Fijo mi vista en sus figuras, en sus cuerpos. Lo hago sin tomar precauciones ni sentir vergüenza por la invasión. No se los ve mal. Ni flacos ni gordos. Incluso noto que sus ropas son de buena calidad. Diría que de marca. Se los ve demasiado elegantes como para estar tirados ahí.
Sobre sus cabezas una hoja de plátano les regala sombra. La mano de él, increíble de tan arrugada, descansa entre las piernas de ella. Bajo el puño de la camisa coronada por un gemelo de oro, asoma el reloj del viejo. Acerco la trompa para alcanzar la hora. Veo las 16:45 y me invade el miedo. Es la hora de mi país. Once horas para atrás.
C
omo todos los viernes Brield me pasó a buscar cerca de la medianoche.
Es la una de la madrugada y estamos en el restaurante de siempre, comiendo lo de siempre: carnes y ensaladas.
Llega Ginko. Saluda veloz, pide permiso y se sienta a nuestra mesa. Siento una molestia. Nada insoportable. Algo. Una basura en el ojo, que ya se va. Decidimos dejar nuestra charla para luego. Ginko comienza a divagar sobre su profesión. Diez minutos después nos invita a tomar café en su casa. Dudamos. Finalmente decimos que sí, que vamos un rato. Ellos toman café pero yo acepto vino. Que luego no tomo porque está ácido y helado. Descubro que Ginko guarda el vino tinto en la heladera.
La casa de nuestro colega es demasiado opaca. Unas alfombras raídas en tonalidades ocres y bordó, viejas, sucias y gastadas, desparramadas por el living y la oficina.
La cocina, fría. Con mucha cosa que no pertenece al lugar: una escalera de madera a la que le falta un escalón, una pala, un pico, dos serruchos, tres pares de guantes y tijeras grandes, de cortar pollo o pasto o cercos, en fin, muy grandes. Tarros de pintura, pinceles en frascos de dulce de leche y dulce de leche en una bolsa de nylon fuera de la heladera, entre moscas. Café instantáneo. Azúcar falsa: líquida y en cuentagotas. Galletitas.
El dormitorio de Ginko era extraño pero lo recuerdo poco. Apenas me asomé reventó una explosión seca, una piña en la arena, proveniente del living o de la oficina. Tal vez de la calle. Apenas alcancé el living recuerdo haber visto sangre, demasiada. Y después, parece que me desmayé.
Ch
ispas de colores rebotan bajo mis párpados. Tengo los ojos cerrados y aunque intento no puedo abrirlos. Están como pegados, tanto que no puedo con ellos. Pero no desespero, sé que esto es momentáneo. Siento estar regresando de un sueño. Imágenes borrosas se mezclan con los pensamientos que ellas me evocan. Pero los ojos no me ayudan. Quiero abrirlos pronto, cortar la cascada, salirme del pozo, despertar antes de que venga el miedo. Espero.

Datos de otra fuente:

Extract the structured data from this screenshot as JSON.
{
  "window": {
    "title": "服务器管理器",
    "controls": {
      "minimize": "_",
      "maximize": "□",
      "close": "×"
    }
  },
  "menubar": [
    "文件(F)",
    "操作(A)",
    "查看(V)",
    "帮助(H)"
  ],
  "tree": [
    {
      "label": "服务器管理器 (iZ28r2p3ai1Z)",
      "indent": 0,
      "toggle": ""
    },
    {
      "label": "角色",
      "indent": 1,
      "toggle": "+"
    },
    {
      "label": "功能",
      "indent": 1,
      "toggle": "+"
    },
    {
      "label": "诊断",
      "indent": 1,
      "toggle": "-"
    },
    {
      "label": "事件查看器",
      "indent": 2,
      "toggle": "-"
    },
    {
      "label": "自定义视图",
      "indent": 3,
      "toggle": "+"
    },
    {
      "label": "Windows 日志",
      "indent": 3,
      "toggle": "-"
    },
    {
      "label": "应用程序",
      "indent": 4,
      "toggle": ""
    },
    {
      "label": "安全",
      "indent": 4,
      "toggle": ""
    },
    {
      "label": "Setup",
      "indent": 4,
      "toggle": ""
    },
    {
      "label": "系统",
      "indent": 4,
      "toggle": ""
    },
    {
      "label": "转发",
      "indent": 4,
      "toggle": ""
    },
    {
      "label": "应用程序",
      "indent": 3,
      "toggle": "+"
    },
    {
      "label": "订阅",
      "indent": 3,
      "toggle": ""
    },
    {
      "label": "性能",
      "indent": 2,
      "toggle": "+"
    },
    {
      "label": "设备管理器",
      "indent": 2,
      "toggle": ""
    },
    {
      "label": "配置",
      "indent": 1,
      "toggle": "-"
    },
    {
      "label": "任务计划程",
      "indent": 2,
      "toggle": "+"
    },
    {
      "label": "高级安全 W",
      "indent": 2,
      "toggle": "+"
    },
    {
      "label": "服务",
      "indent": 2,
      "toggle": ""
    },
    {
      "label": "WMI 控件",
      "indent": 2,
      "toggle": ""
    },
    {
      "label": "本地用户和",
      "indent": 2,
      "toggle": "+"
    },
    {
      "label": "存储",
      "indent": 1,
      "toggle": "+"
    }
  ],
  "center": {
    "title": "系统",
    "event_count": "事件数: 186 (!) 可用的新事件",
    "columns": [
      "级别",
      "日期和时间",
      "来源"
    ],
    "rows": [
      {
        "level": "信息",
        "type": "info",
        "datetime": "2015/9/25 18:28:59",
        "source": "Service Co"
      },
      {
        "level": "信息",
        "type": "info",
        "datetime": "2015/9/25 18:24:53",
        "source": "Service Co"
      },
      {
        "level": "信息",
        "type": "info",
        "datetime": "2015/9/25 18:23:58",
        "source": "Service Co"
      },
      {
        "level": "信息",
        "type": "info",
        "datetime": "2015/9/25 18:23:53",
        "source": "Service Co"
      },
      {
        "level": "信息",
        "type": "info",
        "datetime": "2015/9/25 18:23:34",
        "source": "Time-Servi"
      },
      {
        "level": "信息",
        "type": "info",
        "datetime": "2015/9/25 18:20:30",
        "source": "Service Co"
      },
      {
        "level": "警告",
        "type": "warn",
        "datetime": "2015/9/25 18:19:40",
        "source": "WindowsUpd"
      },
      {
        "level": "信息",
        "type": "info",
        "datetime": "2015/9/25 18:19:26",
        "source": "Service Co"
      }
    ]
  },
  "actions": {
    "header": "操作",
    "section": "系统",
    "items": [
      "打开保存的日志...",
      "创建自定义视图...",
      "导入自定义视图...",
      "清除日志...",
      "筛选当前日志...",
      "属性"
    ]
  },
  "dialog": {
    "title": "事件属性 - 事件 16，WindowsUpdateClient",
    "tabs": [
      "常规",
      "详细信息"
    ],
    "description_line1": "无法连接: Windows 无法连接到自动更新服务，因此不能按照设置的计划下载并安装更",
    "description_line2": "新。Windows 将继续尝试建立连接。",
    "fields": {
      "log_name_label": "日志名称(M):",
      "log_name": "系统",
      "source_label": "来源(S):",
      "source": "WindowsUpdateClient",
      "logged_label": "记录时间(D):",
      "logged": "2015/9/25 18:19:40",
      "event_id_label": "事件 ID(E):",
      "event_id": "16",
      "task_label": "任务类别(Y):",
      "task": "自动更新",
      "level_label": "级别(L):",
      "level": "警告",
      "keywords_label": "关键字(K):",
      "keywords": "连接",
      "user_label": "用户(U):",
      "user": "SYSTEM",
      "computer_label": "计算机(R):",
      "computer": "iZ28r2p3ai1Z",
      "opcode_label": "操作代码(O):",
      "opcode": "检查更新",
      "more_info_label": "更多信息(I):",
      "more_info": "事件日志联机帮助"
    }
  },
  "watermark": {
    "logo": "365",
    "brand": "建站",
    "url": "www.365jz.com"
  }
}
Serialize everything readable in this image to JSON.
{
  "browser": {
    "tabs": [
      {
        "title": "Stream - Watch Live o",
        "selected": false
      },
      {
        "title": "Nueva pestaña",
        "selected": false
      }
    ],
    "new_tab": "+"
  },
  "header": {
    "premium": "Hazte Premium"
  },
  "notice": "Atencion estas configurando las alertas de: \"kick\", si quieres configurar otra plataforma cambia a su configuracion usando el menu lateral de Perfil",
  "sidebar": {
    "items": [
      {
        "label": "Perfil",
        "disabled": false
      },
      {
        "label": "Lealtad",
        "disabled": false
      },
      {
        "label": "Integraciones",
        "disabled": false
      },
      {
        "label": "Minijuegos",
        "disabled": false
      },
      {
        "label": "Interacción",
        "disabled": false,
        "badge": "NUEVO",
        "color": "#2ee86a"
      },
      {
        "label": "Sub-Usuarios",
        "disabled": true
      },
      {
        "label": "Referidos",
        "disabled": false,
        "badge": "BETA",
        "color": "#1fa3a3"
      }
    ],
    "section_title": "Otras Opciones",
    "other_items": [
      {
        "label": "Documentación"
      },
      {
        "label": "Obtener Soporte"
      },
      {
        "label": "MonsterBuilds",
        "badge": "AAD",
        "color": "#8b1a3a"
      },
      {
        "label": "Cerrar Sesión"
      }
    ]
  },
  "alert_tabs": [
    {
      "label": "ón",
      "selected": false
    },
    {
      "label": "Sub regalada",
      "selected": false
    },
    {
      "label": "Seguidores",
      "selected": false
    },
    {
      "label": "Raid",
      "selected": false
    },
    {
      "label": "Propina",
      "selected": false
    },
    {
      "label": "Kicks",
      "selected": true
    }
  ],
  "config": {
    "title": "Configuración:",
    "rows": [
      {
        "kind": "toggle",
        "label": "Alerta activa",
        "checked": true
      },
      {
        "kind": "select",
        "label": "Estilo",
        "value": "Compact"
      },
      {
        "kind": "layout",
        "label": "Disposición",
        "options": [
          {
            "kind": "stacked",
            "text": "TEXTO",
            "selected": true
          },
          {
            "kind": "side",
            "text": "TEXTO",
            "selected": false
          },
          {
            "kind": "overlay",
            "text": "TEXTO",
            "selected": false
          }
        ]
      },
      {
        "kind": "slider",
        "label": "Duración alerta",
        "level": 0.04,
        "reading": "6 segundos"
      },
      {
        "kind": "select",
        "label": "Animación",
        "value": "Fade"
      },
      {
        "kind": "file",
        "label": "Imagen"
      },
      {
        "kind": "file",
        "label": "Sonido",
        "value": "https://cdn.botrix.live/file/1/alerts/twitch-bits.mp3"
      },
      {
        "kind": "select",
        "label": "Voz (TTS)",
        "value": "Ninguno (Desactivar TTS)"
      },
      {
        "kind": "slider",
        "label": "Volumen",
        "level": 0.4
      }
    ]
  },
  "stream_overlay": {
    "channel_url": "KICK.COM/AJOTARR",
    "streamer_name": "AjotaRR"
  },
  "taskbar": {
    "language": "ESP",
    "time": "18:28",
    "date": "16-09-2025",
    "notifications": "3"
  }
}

Reconozco la cara de Ginko a dos centímetros de mi nariz. Me mira con esfuerzo, como enfocándome con sus gafas. Está borracho, absolutamente. Me repite que Brield es un hijo de puta por no sé qué viejo asunto nunca resuelto entre ellos. En el baño alguien hace uso de la ducha y en toda la casa la música flota en círculos, hace horas, programada para repetirse hasta el próximo apagón. Es una ópera que suena monumental.
Le pido a Ginko para entrar al baño porque me estoy meando. Me dice que tengo que esperar a que se desocupe. Agrega que se está bañando no sé quién y que el asunto suele tomarle tiempo. Me comenta que puedo desagotar en el patio, contra el muro, que está todo bien. O que de paso aproveche y me vaya a mear por ahí. Que tiene compañía. Que la podemos seguir otro día. Y que Brield se fue totalmente en pedo a mitad de la madrugada.